“Ingratidão? Jamais”, diz Onyx sobre Bolsonaro ao deixar cargo

Ministro vinha perdendo força na Casa Civil e, agora, vai comandar o Ministério da Cidadania

Igo Estrela/MetrópolesIgo Estrela/Metrópoles

atualizado 14/02/2020 13:09

O ex-ministro da Casa Civil, recém nomeado para chefiar o Ministério da Cidadania, Onyx Lorenzoni (DEM-RS), negou que a retirada de poderes de sua pasta dentro do Palácio do Planalto e a nomeação do militar Walter Souza Braga Netto para o cargo que ocupava seja um ato de ingratidão do presidente Jair Bolsonaro (sem partido).

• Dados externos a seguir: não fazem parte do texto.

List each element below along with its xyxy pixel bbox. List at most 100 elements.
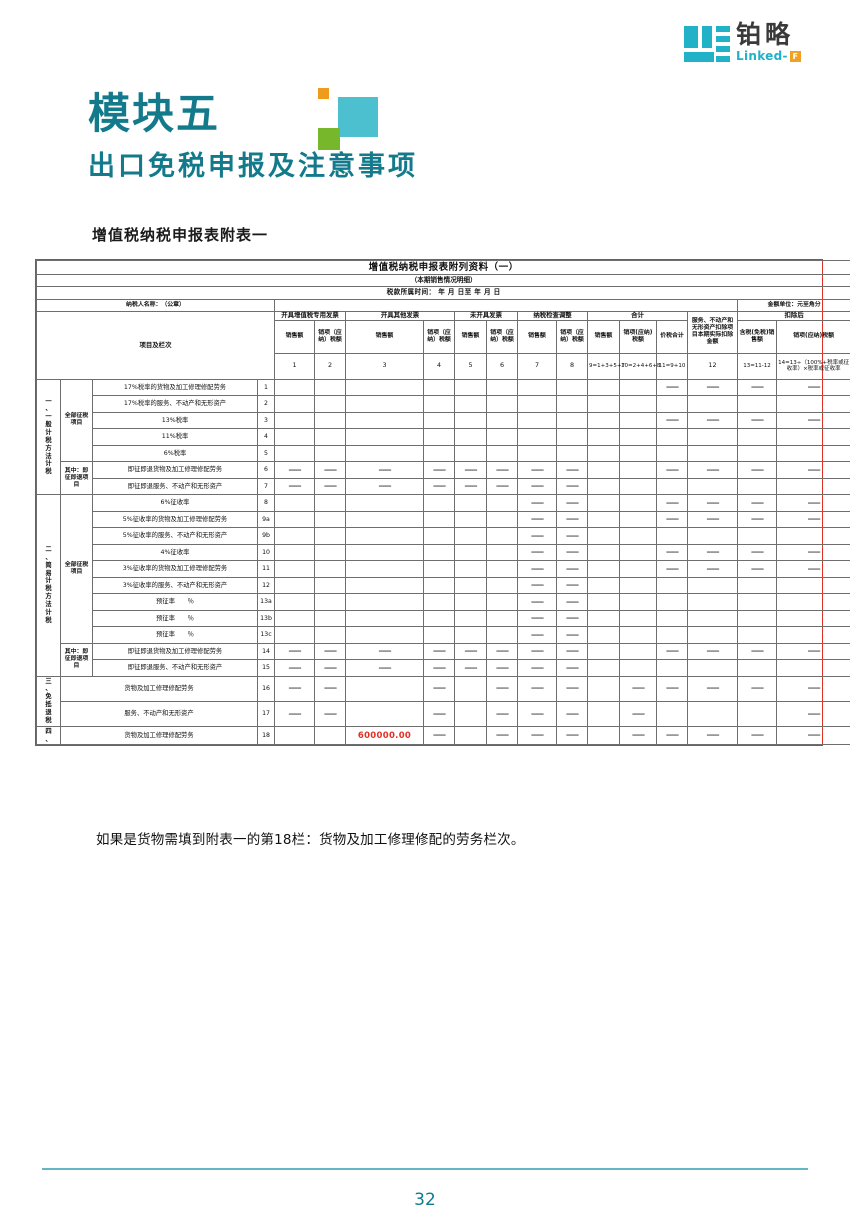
cell-r3-c1[interactable] (274, 411, 315, 430)
cell-r14-c5[interactable]: —— (454, 642, 487, 661)
cell-r6-c8[interactable]: —— (556, 461, 588, 479)
cell-r1-c3[interactable] (345, 378, 424, 397)
cell-r12-c12[interactable] (687, 576, 738, 595)
cell-r1-c14[interactable]: —— (775, 378, 850, 397)
cell-r17-c1[interactable]: —— (274, 700, 315, 727)
cell-r18-c2[interactable] (314, 725, 346, 746)
cell-r2-c7[interactable] (517, 395, 557, 413)
cell-r17-c8[interactable]: —— (556, 700, 588, 727)
cell-r9a-c1[interactable] (274, 510, 315, 529)
cell-r8-c10[interactable] (619, 494, 657, 512)
cell-r4-c10[interactable] (619, 428, 657, 446)
cell-r12-c5[interactable] (454, 576, 487, 595)
cell-r2-c2[interactable] (314, 395, 346, 413)
cell-r11-c4[interactable] (423, 560, 455, 578)
cell-r7-c7[interactable]: —— (517, 477, 557, 496)
cell-r13a-c13[interactable] (737, 593, 777, 611)
cell-r13c-c3[interactable] (345, 626, 424, 644)
cell-r18-c13[interactable]: —— (737, 725, 777, 746)
cell-r8-c1[interactable] (274, 494, 315, 512)
cell-r9b-c4[interactable] (423, 527, 455, 545)
cell-r12-c6[interactable] (486, 576, 518, 595)
cell-r12-c14[interactable] (775, 576, 850, 595)
cell-r7-c12[interactable] (687, 477, 738, 496)
cell-r18-c14[interactable]: —— (775, 725, 850, 746)
cell-r14-c8[interactable]: —— (556, 642, 588, 661)
cell-r9a-c2[interactable] (314, 510, 346, 529)
cell-r1-c7[interactable] (517, 378, 557, 397)
cell-r2-c10[interactable] (619, 395, 657, 413)
cell-r16-c7[interactable]: —— (517, 675, 557, 702)
cell-r11-c11[interactable]: —— (656, 560, 688, 578)
cell-r10-c10[interactable] (619, 543, 657, 562)
cell-r16-c2[interactable]: —— (314, 675, 346, 702)
cell-r13b-c13[interactable] (737, 609, 777, 628)
cell-r2-c14[interactable] (775, 395, 850, 413)
cell-r15-c4[interactable]: —— (423, 659, 455, 677)
cell-r3-c6[interactable] (486, 411, 518, 430)
cell-r16-c9[interactable] (587, 675, 620, 702)
cell-r3-c13[interactable]: —— (737, 411, 777, 430)
cell-r8-c3[interactable] (345, 494, 424, 512)
cell-r11-c10[interactable] (619, 560, 657, 578)
cell-r14-c2[interactable]: —— (314, 642, 346, 661)
cell-r9a-c8[interactable]: —— (556, 510, 588, 529)
cell-r15-c13[interactable] (737, 659, 777, 677)
cell-r3-c10[interactable] (619, 411, 657, 430)
cell-r13c-c13[interactable] (737, 626, 777, 644)
cell-r13a-c7[interactable]: —— (517, 593, 557, 611)
cell-r4-c3[interactable] (345, 428, 424, 446)
cell-r17-c11[interactable] (656, 700, 688, 727)
cell-r11-c2[interactable] (314, 560, 346, 578)
cell-r1-c5[interactable] (454, 378, 487, 397)
cell-r15-c3[interactable]: —— (345, 659, 424, 677)
cell-r14-c10[interactable] (619, 642, 657, 661)
cell-r8-c7[interactable]: —— (517, 494, 557, 512)
cell-r13c-c5[interactable] (454, 626, 487, 644)
cell-r13c-c2[interactable] (314, 626, 346, 644)
cell-r11-c14[interactable]: —— (775, 560, 850, 578)
cell-r13b-c11[interactable] (656, 609, 688, 628)
cell-r1-c8[interactable] (556, 378, 588, 397)
cell-r13b-c10[interactable] (619, 609, 657, 628)
cell-r3-c11[interactable]: —— (656, 411, 688, 430)
cell-r6-c13[interactable]: —— (737, 461, 777, 479)
cell-r13c-c14[interactable] (775, 626, 850, 644)
cell-r5-c10[interactable] (619, 444, 657, 463)
cell-r6-c9[interactable] (587, 461, 620, 479)
cell-r11-c6[interactable] (486, 560, 518, 578)
cell-r11-c9[interactable] (587, 560, 620, 578)
cell-r13c-c6[interactable] (486, 626, 518, 644)
cell-r13a-c12[interactable] (687, 593, 738, 611)
cell-r13b-c12[interactable] (687, 609, 738, 628)
cell-r10-c2[interactable] (314, 543, 346, 562)
cell-r2-c1[interactable] (274, 395, 315, 413)
cell-r13c-c9[interactable] (587, 626, 620, 644)
cell-r6-c12[interactable]: —— (687, 461, 738, 479)
cell-r13b-c7[interactable]: —— (517, 609, 557, 628)
cell-r13c-c8[interactable]: —— (556, 626, 588, 644)
cell-r16-c5[interactable] (454, 675, 487, 702)
cell-r12-c1[interactable] (274, 576, 315, 595)
cell-r10-c1[interactable] (274, 543, 315, 562)
cell-r15-c12[interactable] (687, 659, 738, 677)
cell-r12-c2[interactable] (314, 576, 346, 595)
cell-r15-c5[interactable]: —— (454, 659, 487, 677)
cell-r13c-c1[interactable] (274, 626, 315, 644)
cell-r2-c4[interactable] (423, 395, 455, 413)
cell-r14-c1[interactable]: —— (274, 642, 315, 661)
cell-r8-c11[interactable]: —— (656, 494, 688, 512)
cell-r10-c8[interactable]: —— (556, 543, 588, 562)
cell-r7-c4[interactable]: —— (423, 477, 455, 496)
cell-r12-c8[interactable]: —— (556, 576, 588, 595)
cell-r4-c2[interactable] (314, 428, 346, 446)
cell-r5-c3[interactable] (345, 444, 424, 463)
cell-r13c-c12[interactable] (687, 626, 738, 644)
cell-r6-c3[interactable]: —— (345, 461, 424, 479)
cell-r3-c2[interactable] (314, 411, 346, 430)
cell-r8-c6[interactable] (486, 494, 518, 512)
cell-r2-c9[interactable] (587, 395, 620, 413)
cell-r13a-c8[interactable]: —— (556, 593, 588, 611)
cell-r13b-c4[interactable] (423, 609, 455, 628)
cell-r13a-c5[interactable] (454, 593, 487, 611)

Antes de 2018, quando a candidatura de Bolsonaro à Presidência ainda não tinha muitos apoios formais, Onyx abraçou a ideia e foi um dos primeiros apoiadores do então deputado federal do baixo clero.

Onyx foi questionado por jornalistas da Rádio Gaúcha, nesta sexta-feira (14/02/2020), se o presidente não havia sido ingrato a ele ao substituí-lo. “Ingratidão? Jamais”, cravou o ministro. Eleito deputado pelo Rio Grande do Sul, Lorenzoni foi um dos principais articulares da campanha de Bolsonaro e chefiou a transição de governo.

“Quando eu voltei das férias, me disseram: ah, o senhor ‘tá’ perdendo poder. Em nenhum governo o PPI [Programa de Parcerias de Investimentos] esteve na Casa Civil”, relativizou.

O democrata também comparou suas funções dentro do governo a um time de futebol. “Eu jogo nas cinco [posições]. Agora, troquei de camisa e o presidente quer que eu vá fazer gol, e eu vou”, disse.

Onyx também respondeu se havia sido alvo de insatisfação por parte de outros membros da gestão de Bolsonaro. Sem citar nomes, ele apenas disse que a função da Casa Civil é ser “escudo para o presidente” e isso causa problemas.